Man holds open pocket with no money in it

15m at risk of undersaving for retirement – Pensions Commission

Low and middle earners, the self employed, and women are not saving enough money for retirement leaving large groups of society facing a “severe cliff-edge” when they retire.

An interim report on the state of retirement by the Pensions Commission has identified an estimated 15 million people are under-saving for retirement; potentially reaching 19 million without action, warned the Department for Work and Pensions.

The commission was set up as part of government’s wider reforms to the pensions system to “help more people retire with dignity” and follows in the footsteps of the work of the 2002 to 2006 which recommended automatic enrolment into pension saving. That move resulting in 89% of eligible employees now saving into their pensions, up from 55% in 2012.

The interim report sets the direction for further work to improve retirement outcomes ahead of the final recommendations in 2027.

The findings of the interim report identify law and middle income earners are at most risk, with around half saving only at minimum automatic enrolment levels with little else to fall back on. Just under half (45%) of working-age adults – around 18 million people – are not saving into a pension at all, despite nearly half of them being in work.

Just 4% of  self-employed workers are saving for retirement, with the percentage even lower among younger self-employed people.

For those who are saving into private pensions, as many as three in ten of the funds are being accessed at the earliest possible opportunity, with half of the amounts saved taken out in full. Large expenses like a car, holiday or renovations are swallowing up around 50% of these lump sums.

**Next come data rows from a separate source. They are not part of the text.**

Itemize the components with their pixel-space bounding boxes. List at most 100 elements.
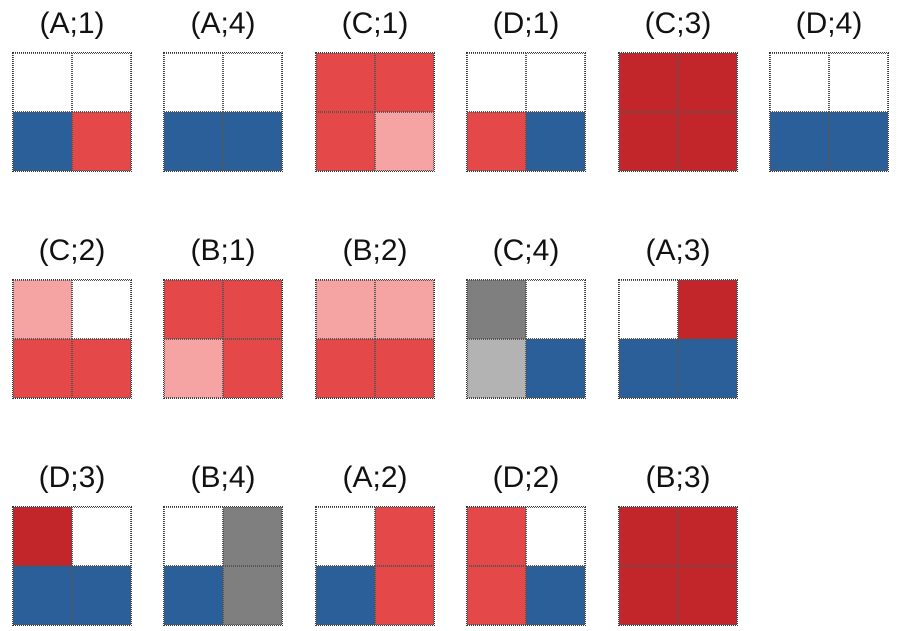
tile-grid <box>12 52 132 172</box>
tile-grid <box>769 52 889 172</box>
grid-cell <box>375 53 434 112</box>
grid-cell <box>678 280 737 339</box>
grid-cell <box>526 507 585 566</box>
grid-cell <box>13 566 72 625</box>
grid-cell <box>526 280 585 339</box>
tile-grid <box>466 52 586 172</box>
grid-cell <box>223 53 282 112</box>
grid-cell <box>375 507 434 566</box>
pattern-tile: (D;1) <box>454 0 586 172</box>
grid-cell <box>164 112 223 171</box>
tile-label: (D;1) <box>492 7 560 40</box>
tile-grid <box>315 52 435 172</box>
grid-cell <box>223 280 282 339</box>
pattern-tile: (C;1) <box>303 0 435 172</box>
grid-cell <box>72 280 131 339</box>
grid-cell <box>375 280 434 339</box>
pattern-tile: (D;2) <box>454 454 586 626</box>
pattern-tile: (D;3) <box>0 454 132 626</box>
tile-label: (A;3) <box>645 234 711 267</box>
grid-cell <box>72 339 131 398</box>
pattern-tile: (A;3) <box>606 227 738 399</box>
grid-cell <box>619 339 678 398</box>
grid-cell <box>678 53 737 112</box>
grid-cell <box>526 112 585 171</box>
tile-label: (A;2) <box>342 461 408 494</box>
tile-label: (D;2) <box>492 461 560 494</box>
tile-label: (B;4) <box>190 461 256 494</box>
grid-cell <box>526 339 585 398</box>
grid-cell <box>619 566 678 625</box>
pattern-tile: (B;2) <box>303 227 435 399</box>
grid-cell <box>770 53 829 112</box>
grid-cell <box>316 112 375 171</box>
tile-grid <box>12 506 132 626</box>
grid-cell <box>619 112 678 171</box>
pattern-tile: (B;1) <box>151 227 283 399</box>
grid-cell <box>164 339 223 398</box>
pattern-tile: (C;2) <box>0 227 132 399</box>
grid-cell <box>619 53 678 112</box>
pattern-tile: (B;3) <box>606 454 738 626</box>
grid-cell <box>619 280 678 339</box>
pattern-tile: (A;2) <box>303 454 435 626</box>
grid-cell <box>223 507 282 566</box>
grid-cell <box>13 112 72 171</box>
pattern-tile: (D;4) <box>757 0 889 172</box>
grid-cell <box>678 339 737 398</box>
grid-cell <box>13 339 72 398</box>
grid-cell <box>316 566 375 625</box>
tile-grid <box>466 279 586 399</box>
grid-cell <box>164 280 223 339</box>
grid-cell <box>375 112 434 171</box>
grid-cell <box>164 53 223 112</box>
pattern-tile: (C;3) <box>606 0 738 172</box>
grid-cell <box>678 112 737 171</box>
tile-grid <box>163 279 283 399</box>
tile-label: (C;3) <box>644 7 712 40</box>
grid-cell <box>526 53 585 112</box>
grid-cell <box>467 112 526 171</box>
tile-grid <box>315 506 435 626</box>
tile-label: (C;4) <box>492 234 560 267</box>
grid-cell <box>316 339 375 398</box>
grid-cell <box>770 112 829 171</box>
tile-grid <box>163 506 283 626</box>
tile-grid <box>618 506 738 626</box>
grid-cell <box>13 53 72 112</box>
grid-cell <box>223 566 282 625</box>
pattern-tile: (A;1) <box>0 0 132 172</box>
grid-cell <box>13 507 72 566</box>
pattern-tile: (B;4) <box>151 454 283 626</box>
grid-cell <box>316 507 375 566</box>
tile-grid <box>466 506 586 626</box>
grid-cell <box>72 112 131 171</box>
grid-cell <box>316 280 375 339</box>
grid-cell <box>164 507 223 566</box>
tile-grid <box>618 52 738 172</box>
tile-label: (A;4) <box>190 7 256 40</box>
grid-cell <box>467 339 526 398</box>
grid-cell <box>375 339 434 398</box>
grid-cell <box>72 53 131 112</box>
grid-cell <box>467 53 526 112</box>
grid-cell <box>467 566 526 625</box>
tile-label: (A;1) <box>39 7 105 40</box>
tile-grid <box>12 279 132 399</box>
grid-cell <box>678 507 737 566</box>
grid-cell <box>223 112 282 171</box>
tile-grid <box>163 52 283 172</box>
tile-label: (C;1) <box>341 7 409 40</box>
grid-cell <box>316 53 375 112</box>
grid-cell <box>223 339 282 398</box>
grid-cell <box>164 566 223 625</box>
grid-cell <box>72 566 131 625</box>
pattern-tile: (A;4) <box>151 0 283 172</box>
grid-cell <box>829 53 888 112</box>
pattern-tile: (C;4) <box>454 227 586 399</box>
grid-cell <box>678 566 737 625</box>
tile-label: (D;4) <box>795 7 863 40</box>
grid-cell <box>526 566 585 625</box>
tile-grid <box>618 279 738 399</box>
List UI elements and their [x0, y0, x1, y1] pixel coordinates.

The report suggests there is a need for the system to evolve to meet modern working lives, with final recommendations to be published in early 2027.

The pensions commissioner, Baroness Jeannie Drake, said: “Over the past two decades since the Turner Commission there is no doubt pensions reform can be described as a success. Yet the second Pensions Commission is looking forward and seeing many people not saving enough and millions not saving at all. This demands a renewed national settlement on pensions.

“Achieving this will require clarity of purpose, but it also offers a moment of opportunity; to renew a social contract that commands confidence across the country. The recommendations we present in our final report will address the need to secure adequate income in later life and a pension system that is fit for decades to come.”

Minister for Pensions Torsten Bell MP, added: “Britain has got back into the pension saving habit, but the job is only half done with tomorrow’s pensioners still on track to be poorer than today’s. The Pensions Commission sets out clearly the scale of the challenge: not enough people are saving for retirement, and many of those that are aren’t saving enough.

“The Commission warns that without action millions more people could be at risk of becoming reliant on state support in retirement.”

The government says it is working to reform the pension landscape with the implementation of the The Pension Schemes Act, passed this month, which will benefit 22 million workers by up to £29,000 by the time they retire, driving down costs, boosting returns and enabling the automatic consolation of small pension pots to ensure “every pound saved works harder for working people”.